# Simulating and Estimating Spillovers in Stata¶

This notebook simulates and then estimates spillover effects where potential outcomes are described by the function $$y(\tau_{i,t}, v(\tau_{-i,t}))$$

for firm-level treatment $\tau_{i,t}$. Outcomes depend on peer firm treatment status through the scalar function $v(\tau_{-i,t})$ where $\tau_{-i,t}$ denotes treatments outside of the focal firm. The scalar function was first devised by Hong and Raudenbush (2006 JASA) to address the dimensionality of $\tau_{-i,1}$ (the function $y(\tau_{i,t},\tau_{-i,t})$ has $2^N-1$ potential outcomes). The scalar function $v(\cdot)$ is specified as $$v(\tau_{-i,t}) := \frac{1}{|C|}\sum_{i' \in C} \tau_{i',t}$$ for $C := \{i'|\text{Ind. }i'=\text{Ind. }i\}$. This follows Ferraci, Jolivet, and van den Berg (2014 REStat). As shorthand, we will write $v(\tau_{-i,t})$ as $\rho_{j,t}$ where $j$ indexes the industry.

We begin by constructing a panel with $40$ industries, $50$ firms per industry, and $40$ quarters of data. A handful of true $\beta$ parameters are also specified.

### Exogenous Treatment Example¶

Suppose first that treatment assignment is random and that spillover effects are linear. This implies a model $$y_{i,t} = \beta_0 + \beta_1\tau_{i,t} + \beta_2\tau_{i,t}\rho_{j,t} + \beta_3(1-\tau_{i,t})\rho_{j,t} + \epsilon_{i,t}$$

When treatment is exogenous and spillover effects are linear in $\rho$, treatment effects are easy to estimate.

The Stable Unit Treatment Value Assumption (SUTVA) imposes the condition that $y(\tau_{i,t},\tau_{-i,t})=y(\tau_{i,t})$ so that there are no spillover effects. This implies the model $$y_{i,t} = \theta_0 + \theta_1\tau_{i,t} + u_{i,t}$$

Theoretically, $\hat{\theta_1} = \hat{\beta_1} + (\hat{\beta_2}-\hat{\beta_3})\bar{\rho}_{j,t}$. Within the simulated sample, the observed bias is close to the asymptotic bias.

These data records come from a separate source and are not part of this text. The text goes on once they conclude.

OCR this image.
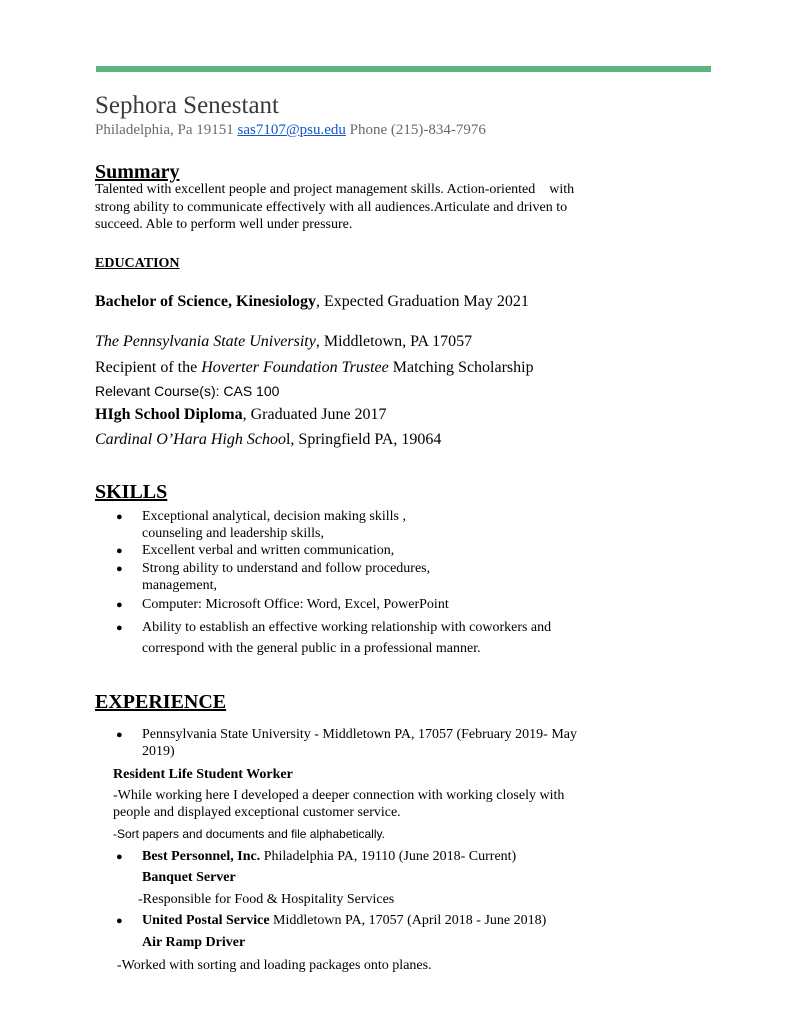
Sephora Senestant
Philadelphia, Pa 19151 sas7107@psu.edu Phone (215)-834-7976
Summary
Talented with excellent people and project management skills. Action-oriented    with
strong ability to communicate effectively with all audiences.Articulate and driven to
succeed. Able to perform well under pressure.
EDUCATION
Bachelor of Science, Kinesiology, Expected Graduation May 2021
The Pennsylvania State University, Middletown, PA 17057
Recipient of the Hoverter Foundation Trustee Matching Scholarship
Relevant Course(s): CAS 100
HIgh School Diploma, Graduated June 2017
Cardinal O’Hara High School, Springfield PA, 19064
SKILLS
● Exceptional analytical, decision making skills ,
counseling and leadership skills,
● Excellent verbal and written communication,
● Strong ability to understand and follow procedures,
management,
● Computer: Microsoft Office: Word, Excel, PowerPoint
● Ability to establish an effective working relationship with coworkers and
correspond with the general public in a professional manner.
EXPERIENCE
● Pennsylvania State University - Middletown PA, 17057 (February 2019- May
2019)
Resident Life Student Worker
-While working here I developed a deeper connection with working closely with
people and displayed exceptional customer service.
-Sort papers and documents and file alphabetically.
● Best Personnel, Inc. Philadelphia PA, 19110 (June 2018- Current)
Banquet Server
-Responsible for Food & Hospitality Services
● United Postal Service Middletown PA, 17057 (April 2018 - June 2018)
Air Ramp Driver
-Worked with sorting and loading packages onto planes.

### Endogenous Treatment Sample¶

Now suppose that treatment assignment is endogenous. In particular, there is an industry-level covariate $w$ with which a firm-level covariate $x$ is correlated. We allow the firm-level covariate $x$ to predict treatment status.

For simplicity, we won't allow $x$ to affect outcomes directly, though adding this feature wouldn't really change anything.

As one would expect, without addressing endogenous treatment assignment, the model that we ran before is flawed.

The simplest approach is to use regression adjustment and include $x$ as a covariate.

Now suppose that spillover effects are nonlinear in $\rho$.

In this scenario, regression adjustment alone isn't sufficient.

Begin by computing likelihoods of treatment.

Ideally, this would be done on an industry-by-industry or industry-quarter by industry-quarter basis. To save some computation time, I'll run it all in one go. This is fine because the treatment propensity simulation above does not use industry-specific parameters to calculate treatment likelihoods.

Impose overlap with a maxima-minima rule for estimated treatment probabilities.

Now, within a particular industry-quarter, the parameter $\rho$ is fixed. This allows us to freely estimate $E[y(\tau=1,\rho)|\rho]$ and $E[\tau=0,\rho)|\rho]$. We will include $x$ as a covariate in the industry-quarter by industry-quarter regressions so that the expected outcomes we estimate are IPWRA estimators and thus doubly-robust.

To estimate the dose response functions $E[y(1,\rho)]$ and $E[y(0,\rho)]$ over industry-quarter level data, one could either use $\rho$ as the continous treatment variable or a standardized form of $\rho$. In the case of the former, because it is bounded over $[0,1]$ and likely to be skewed, special care needs to be taken with specifying the link function used in the dose response estimation. It turns out that it is more effective to standardize $\rho$ (done below) and then un-standardize it post-estimation because of the good performance that we get out of the usual Gaussian distribution with identity link function.

We can now estimate a dose response function on $E[y(0,\rho)]$ with covariate $w$. Recall that $x$ predicts firm-level treatment and was correlated with $w$, so $w$ should predict industry-quarter level treatment $\rho$. To speed things along, I've specified flag(0) to turn off covariate balancing tests (since we know that, by construction, w is sufficient to balance over $\rho$). We do the same for $E[y(1,\rho)]$. The estimated effects for $\tau=0$ and for $\tau=1$ firms line up very well with their true values. The only failure is at the tail end of the distribution for $\rho$. Given that the dose response function is estimated nonparameterically, failures near the edge of the distribution are expected.